Dabney’s next argument is that the lot of mankind has always been manual labor. If a man will be working in farms and factories, does he need abstract learning? On one hand, no. On the other hand, this abstract learning has today given us medical and technological advances. Dabney’s argument fails on this point.
And while Dabney’s argument that public education would bring blacks and whites in the same classroom is morally wrong, it is prophetically accurate in what would happen as a result: whites would leave. If you want to find the most racist, segregated places today, find where white liberals are.
Economics
Throughout his Discussions, Dabney is plagued by several tensions. While he correctly holds to natural theology, his discussions of education come very close to theonomy While he excoriates high church culture, his beloved South was far closer to Toryism than it was to Whiggism. John Knox would not be at home among the cavaliers in the Carolinas.

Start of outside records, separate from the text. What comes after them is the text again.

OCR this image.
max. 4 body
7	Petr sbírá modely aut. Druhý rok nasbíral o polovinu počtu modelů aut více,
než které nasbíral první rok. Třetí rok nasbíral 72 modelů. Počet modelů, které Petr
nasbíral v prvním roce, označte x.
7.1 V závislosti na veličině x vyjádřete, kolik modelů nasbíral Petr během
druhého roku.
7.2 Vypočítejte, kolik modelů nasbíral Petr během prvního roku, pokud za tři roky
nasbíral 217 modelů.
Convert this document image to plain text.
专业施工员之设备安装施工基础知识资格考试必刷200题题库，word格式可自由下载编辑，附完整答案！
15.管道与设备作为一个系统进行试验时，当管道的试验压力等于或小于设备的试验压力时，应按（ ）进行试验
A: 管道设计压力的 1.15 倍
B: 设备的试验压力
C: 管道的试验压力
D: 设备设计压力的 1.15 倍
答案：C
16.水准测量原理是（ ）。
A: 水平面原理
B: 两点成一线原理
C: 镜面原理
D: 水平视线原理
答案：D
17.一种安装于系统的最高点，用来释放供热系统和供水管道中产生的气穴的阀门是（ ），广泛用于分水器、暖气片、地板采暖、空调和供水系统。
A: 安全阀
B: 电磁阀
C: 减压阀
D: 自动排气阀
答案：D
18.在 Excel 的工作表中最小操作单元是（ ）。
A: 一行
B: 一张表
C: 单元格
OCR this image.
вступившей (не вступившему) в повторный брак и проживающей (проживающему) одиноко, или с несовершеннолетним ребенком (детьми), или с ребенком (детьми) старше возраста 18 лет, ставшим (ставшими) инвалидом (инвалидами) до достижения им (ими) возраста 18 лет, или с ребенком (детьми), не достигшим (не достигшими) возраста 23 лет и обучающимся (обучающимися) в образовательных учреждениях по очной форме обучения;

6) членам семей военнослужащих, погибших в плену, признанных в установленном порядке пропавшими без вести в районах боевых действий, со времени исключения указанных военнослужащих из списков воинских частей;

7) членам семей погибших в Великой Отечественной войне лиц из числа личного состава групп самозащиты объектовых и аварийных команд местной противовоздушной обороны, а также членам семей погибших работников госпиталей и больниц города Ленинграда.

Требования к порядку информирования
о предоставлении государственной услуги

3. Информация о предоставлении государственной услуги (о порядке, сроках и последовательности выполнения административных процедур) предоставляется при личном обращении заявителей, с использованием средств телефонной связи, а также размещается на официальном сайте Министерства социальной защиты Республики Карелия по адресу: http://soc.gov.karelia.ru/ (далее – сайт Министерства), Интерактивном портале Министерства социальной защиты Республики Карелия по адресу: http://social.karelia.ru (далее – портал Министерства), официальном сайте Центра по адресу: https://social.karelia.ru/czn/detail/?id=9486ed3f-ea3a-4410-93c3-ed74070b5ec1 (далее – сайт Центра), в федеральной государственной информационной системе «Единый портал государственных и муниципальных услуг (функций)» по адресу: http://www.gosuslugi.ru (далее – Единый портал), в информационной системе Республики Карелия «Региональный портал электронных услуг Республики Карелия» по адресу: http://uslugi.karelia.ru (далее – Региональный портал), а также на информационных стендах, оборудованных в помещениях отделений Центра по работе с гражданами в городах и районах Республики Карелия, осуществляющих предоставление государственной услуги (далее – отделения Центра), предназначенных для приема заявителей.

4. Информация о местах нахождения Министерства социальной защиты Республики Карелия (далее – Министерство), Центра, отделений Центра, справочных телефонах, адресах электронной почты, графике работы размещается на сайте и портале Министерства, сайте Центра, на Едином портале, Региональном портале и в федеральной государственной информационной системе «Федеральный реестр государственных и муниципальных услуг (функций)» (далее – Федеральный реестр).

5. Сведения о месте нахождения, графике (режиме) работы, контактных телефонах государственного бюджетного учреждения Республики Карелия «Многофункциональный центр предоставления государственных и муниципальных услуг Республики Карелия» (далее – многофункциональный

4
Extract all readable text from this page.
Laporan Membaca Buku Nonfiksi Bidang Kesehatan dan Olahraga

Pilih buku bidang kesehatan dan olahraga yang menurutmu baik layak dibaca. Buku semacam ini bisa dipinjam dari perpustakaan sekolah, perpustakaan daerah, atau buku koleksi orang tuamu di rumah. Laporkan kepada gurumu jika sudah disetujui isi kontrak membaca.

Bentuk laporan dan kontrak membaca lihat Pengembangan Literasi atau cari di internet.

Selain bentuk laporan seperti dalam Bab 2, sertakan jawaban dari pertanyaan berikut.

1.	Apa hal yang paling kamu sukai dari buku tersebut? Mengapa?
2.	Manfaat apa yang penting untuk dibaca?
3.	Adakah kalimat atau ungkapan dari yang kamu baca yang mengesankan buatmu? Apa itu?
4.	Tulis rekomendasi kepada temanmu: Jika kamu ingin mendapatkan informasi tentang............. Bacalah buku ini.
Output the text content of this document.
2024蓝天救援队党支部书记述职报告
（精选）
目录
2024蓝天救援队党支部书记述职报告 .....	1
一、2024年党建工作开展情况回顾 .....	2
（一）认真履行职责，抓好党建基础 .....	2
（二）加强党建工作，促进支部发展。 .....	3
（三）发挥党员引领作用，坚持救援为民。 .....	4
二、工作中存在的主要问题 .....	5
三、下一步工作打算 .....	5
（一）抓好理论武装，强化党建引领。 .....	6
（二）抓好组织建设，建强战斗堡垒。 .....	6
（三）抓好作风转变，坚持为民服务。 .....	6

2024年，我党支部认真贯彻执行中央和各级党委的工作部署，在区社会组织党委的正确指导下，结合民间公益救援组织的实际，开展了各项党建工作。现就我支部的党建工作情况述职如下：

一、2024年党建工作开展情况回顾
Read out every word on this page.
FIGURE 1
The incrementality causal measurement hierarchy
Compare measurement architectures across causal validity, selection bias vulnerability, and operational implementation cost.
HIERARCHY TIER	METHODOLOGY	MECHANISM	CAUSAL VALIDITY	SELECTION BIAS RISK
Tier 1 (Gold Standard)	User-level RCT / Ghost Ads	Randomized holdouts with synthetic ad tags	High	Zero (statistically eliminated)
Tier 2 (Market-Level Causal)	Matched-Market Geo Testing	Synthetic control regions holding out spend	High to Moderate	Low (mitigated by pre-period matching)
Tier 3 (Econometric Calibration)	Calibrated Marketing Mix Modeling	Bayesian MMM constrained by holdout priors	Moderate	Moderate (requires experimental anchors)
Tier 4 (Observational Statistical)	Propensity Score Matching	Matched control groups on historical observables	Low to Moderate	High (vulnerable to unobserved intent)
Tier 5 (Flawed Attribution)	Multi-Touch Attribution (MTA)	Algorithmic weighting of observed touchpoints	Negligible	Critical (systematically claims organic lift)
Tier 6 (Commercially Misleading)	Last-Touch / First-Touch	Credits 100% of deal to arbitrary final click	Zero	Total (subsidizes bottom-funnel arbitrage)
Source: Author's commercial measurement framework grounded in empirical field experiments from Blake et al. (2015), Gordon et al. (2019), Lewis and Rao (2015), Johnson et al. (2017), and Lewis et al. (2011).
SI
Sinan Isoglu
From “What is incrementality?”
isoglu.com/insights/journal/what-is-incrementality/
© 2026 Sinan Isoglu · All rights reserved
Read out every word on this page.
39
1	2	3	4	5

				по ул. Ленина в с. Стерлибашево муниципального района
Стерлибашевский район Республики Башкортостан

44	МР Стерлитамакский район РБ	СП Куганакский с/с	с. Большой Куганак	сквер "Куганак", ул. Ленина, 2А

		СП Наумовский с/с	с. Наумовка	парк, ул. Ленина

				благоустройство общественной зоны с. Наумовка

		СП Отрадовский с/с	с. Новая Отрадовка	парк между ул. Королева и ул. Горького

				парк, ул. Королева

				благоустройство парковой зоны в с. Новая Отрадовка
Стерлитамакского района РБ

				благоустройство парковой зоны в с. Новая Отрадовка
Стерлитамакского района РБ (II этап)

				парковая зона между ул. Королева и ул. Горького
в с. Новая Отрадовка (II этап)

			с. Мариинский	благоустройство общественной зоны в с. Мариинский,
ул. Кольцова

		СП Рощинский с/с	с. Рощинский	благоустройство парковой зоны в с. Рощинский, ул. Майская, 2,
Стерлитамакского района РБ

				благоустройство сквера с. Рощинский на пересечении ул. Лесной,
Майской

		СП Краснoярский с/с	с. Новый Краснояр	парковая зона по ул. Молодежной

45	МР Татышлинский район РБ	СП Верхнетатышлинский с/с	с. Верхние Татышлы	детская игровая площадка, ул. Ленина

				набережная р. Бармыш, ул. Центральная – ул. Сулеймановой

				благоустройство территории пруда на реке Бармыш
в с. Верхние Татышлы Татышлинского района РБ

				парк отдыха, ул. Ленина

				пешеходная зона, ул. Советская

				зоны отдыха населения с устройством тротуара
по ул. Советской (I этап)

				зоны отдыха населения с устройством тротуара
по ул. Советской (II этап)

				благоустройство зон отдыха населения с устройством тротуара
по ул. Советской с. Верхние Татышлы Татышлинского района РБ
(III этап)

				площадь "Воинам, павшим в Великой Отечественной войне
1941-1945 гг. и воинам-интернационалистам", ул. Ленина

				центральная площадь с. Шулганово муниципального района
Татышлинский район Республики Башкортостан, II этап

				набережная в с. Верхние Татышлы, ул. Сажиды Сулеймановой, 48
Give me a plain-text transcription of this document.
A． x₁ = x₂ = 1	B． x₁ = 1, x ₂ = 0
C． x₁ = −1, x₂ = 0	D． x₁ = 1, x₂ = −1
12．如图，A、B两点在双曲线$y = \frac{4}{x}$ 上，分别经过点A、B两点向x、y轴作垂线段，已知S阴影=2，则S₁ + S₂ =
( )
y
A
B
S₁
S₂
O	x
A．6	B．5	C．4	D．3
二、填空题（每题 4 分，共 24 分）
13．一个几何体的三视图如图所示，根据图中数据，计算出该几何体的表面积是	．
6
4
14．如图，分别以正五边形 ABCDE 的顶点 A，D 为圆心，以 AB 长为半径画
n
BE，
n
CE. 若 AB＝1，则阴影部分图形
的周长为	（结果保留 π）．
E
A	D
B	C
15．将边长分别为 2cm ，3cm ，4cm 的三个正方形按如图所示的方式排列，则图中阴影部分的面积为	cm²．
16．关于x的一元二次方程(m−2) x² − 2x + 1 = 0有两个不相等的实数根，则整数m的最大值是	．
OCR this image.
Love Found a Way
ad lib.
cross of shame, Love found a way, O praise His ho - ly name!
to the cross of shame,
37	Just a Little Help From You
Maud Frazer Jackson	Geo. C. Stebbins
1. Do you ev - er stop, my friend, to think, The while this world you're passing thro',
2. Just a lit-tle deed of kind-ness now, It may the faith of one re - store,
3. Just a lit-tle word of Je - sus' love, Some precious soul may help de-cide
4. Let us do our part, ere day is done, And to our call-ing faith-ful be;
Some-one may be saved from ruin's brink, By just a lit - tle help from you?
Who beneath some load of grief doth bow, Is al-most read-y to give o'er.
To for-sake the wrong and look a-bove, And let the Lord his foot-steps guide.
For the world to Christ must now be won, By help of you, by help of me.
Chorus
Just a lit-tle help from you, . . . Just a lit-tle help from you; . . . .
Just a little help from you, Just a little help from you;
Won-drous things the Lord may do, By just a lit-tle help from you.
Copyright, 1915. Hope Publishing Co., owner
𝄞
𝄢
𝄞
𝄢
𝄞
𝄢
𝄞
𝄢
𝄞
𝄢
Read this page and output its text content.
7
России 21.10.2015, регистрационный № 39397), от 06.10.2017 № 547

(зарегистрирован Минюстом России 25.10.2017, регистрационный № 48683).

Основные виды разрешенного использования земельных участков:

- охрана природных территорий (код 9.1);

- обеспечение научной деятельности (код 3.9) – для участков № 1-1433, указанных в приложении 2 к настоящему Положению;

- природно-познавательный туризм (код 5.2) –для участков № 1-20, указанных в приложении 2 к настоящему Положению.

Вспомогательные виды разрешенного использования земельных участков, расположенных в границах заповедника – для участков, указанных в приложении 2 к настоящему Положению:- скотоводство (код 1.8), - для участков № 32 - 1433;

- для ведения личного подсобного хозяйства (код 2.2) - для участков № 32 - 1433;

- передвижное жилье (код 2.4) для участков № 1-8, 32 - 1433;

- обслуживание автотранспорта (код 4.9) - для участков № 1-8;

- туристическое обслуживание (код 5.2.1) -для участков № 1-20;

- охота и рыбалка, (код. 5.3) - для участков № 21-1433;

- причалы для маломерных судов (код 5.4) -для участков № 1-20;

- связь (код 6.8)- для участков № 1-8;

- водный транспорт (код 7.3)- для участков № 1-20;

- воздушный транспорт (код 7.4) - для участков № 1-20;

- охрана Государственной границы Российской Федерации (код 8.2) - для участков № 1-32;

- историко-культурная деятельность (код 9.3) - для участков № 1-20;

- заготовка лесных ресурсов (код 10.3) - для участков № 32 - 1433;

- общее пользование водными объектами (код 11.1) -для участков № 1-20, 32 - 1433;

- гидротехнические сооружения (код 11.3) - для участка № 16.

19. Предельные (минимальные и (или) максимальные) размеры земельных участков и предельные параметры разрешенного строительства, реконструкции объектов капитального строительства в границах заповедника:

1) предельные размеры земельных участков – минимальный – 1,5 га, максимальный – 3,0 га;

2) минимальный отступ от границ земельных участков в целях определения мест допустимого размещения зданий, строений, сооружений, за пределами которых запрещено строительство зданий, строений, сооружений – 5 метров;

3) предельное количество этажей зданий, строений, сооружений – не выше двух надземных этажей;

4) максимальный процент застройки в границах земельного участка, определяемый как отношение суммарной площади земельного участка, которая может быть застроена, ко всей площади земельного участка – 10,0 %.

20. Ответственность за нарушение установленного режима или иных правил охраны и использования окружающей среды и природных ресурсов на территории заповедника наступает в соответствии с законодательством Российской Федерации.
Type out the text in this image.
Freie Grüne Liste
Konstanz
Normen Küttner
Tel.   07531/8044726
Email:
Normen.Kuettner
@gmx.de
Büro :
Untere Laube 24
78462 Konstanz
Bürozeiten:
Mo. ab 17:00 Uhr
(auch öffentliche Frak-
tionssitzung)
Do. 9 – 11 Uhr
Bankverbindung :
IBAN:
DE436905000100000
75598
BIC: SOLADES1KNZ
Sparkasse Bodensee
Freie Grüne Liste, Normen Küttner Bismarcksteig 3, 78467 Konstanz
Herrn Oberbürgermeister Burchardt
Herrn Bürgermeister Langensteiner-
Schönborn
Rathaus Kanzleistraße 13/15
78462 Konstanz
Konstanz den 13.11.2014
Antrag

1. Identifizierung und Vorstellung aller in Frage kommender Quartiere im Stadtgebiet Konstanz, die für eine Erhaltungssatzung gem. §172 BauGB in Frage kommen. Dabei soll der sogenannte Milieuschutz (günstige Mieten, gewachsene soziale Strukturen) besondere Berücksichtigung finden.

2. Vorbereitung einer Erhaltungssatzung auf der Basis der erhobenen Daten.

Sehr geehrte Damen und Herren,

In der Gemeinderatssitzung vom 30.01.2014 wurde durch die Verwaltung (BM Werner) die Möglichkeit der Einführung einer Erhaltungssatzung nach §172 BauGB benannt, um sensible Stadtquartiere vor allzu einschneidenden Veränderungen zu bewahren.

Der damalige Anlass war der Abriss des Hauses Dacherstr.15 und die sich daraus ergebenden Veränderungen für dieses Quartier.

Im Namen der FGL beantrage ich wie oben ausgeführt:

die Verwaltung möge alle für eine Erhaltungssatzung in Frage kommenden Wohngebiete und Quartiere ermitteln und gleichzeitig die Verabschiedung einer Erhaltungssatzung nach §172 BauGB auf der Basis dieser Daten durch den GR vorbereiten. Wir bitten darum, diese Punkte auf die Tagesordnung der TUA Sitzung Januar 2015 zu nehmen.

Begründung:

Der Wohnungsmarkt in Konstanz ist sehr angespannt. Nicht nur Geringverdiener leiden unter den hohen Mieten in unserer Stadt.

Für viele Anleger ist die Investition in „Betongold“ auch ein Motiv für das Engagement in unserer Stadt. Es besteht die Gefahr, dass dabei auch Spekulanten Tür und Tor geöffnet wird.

Against the labor unions he correctly points out that it raises prices and by forcing its workers to go on strike, makes them eat up their savings (295). Strikes and forced higher wages follow an economic law: the hardships are always shifted down to the lower aspects of the community.
Strikes always interfere with the law of supply and demand, which is ruthless in its consequences.
Even worse, in states with anti-right-to-work laws, I am forbidden to do what I want with my labor. When someone owns and dictates my labor, I am there slave.
Philosophy
Somewhat counterintuitively, Dabney was a strong a philosopher but an underwhelming apologist. His lectures on the study of philosophy and the new infidelities are worth your consideration.